Pour ne citer qu’un seul exemple, traduire Milton fit blanchir les dernières papillotes de Chateaubriand.

Eh bien, voici un traducteur qui a réussi dans son œuvre et qui n’est pas le moins du monde, en matière de talent, le serviteur de l’homme qu’il a traduit, quoiqu’il lui ait rendu un fier service en le traduisant.

Le traducteur est M. Germond de Lavigne ; l’auteur traduit est Fernandès Avellaneda, le continuateur du Don Quichotte de Michel Cervantes, un de ces continuateurs qui peuvent être des réputations en Espagne, mais qu’en France, avant M. Germond de Lavigne, on ne connaissait presque pas.

Si le grand estropié qui fut Cervantes resta malheureux jusqu’à sa dernière heure, broyé par la Misère, cette divine marâtre qui pétrit si bien le génie et l’imbibe de ses meilleurs parfums, au moins son œuvre eut-elle, après sa mort, le bonheur qu’il ne connut pas, lui, pendant sa vie.
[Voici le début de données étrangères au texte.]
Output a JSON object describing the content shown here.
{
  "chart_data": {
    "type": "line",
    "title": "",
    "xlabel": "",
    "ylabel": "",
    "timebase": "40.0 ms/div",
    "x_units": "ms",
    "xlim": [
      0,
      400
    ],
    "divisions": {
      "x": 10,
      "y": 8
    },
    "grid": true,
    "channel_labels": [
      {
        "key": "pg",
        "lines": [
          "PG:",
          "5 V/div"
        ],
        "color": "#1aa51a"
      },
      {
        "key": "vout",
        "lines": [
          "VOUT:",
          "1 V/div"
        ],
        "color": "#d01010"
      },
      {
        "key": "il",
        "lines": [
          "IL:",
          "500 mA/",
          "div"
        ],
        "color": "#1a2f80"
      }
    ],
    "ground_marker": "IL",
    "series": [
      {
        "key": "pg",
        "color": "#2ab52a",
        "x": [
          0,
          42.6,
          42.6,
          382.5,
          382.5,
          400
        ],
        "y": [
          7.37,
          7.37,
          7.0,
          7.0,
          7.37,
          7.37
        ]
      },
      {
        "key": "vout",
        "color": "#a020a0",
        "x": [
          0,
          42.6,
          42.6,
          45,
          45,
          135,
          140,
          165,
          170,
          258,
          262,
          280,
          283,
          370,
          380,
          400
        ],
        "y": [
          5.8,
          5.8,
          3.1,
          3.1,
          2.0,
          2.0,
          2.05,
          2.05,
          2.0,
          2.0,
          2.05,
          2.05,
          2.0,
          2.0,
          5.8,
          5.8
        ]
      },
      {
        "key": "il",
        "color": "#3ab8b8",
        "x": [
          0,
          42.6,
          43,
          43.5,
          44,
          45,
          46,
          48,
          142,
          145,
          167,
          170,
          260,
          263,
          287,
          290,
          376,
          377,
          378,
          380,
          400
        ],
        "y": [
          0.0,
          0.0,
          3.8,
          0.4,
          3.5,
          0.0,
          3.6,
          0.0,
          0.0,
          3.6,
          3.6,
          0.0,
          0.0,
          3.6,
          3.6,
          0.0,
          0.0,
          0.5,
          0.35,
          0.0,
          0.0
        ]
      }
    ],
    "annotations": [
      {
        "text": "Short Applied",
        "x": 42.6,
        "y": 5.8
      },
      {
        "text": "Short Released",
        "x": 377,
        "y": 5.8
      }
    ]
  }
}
Dès l’apparition du Don Quichotte, en 1605, sous Philippe III, l’Espagne fut atteinte au milieu du cœur par le chef-d’œuvre, et toutes les fibres de cette nation spirituelle et passionnée tressaillirent. Mais le revers de la médaille de tout succès pour le génie, c’est l’imitation qu’il fait naître, et on n’attendit pas même la mort de Cervantes pour l’imiter. Soit cette admiration naïve comme en ont souvent les esprits qui vivent sur les idées d’un grand homme, car la moyenne de l’humanité n’est guère plus qu’une plèbe servile de rabâcheurs, soit la spéculation qui déchiquète à son profit toute célébrité nouvelle, les imitateurs de Cervantes se levèrent de toutes parts au premier coup de cloche de sa gloire. Il n’avait publié que les cinq premiers livres de son Don Quichotte ; presque immédiatement les suites pullulèrent. Le livre d’Avellaneda est une de ces suites et de ces imitations.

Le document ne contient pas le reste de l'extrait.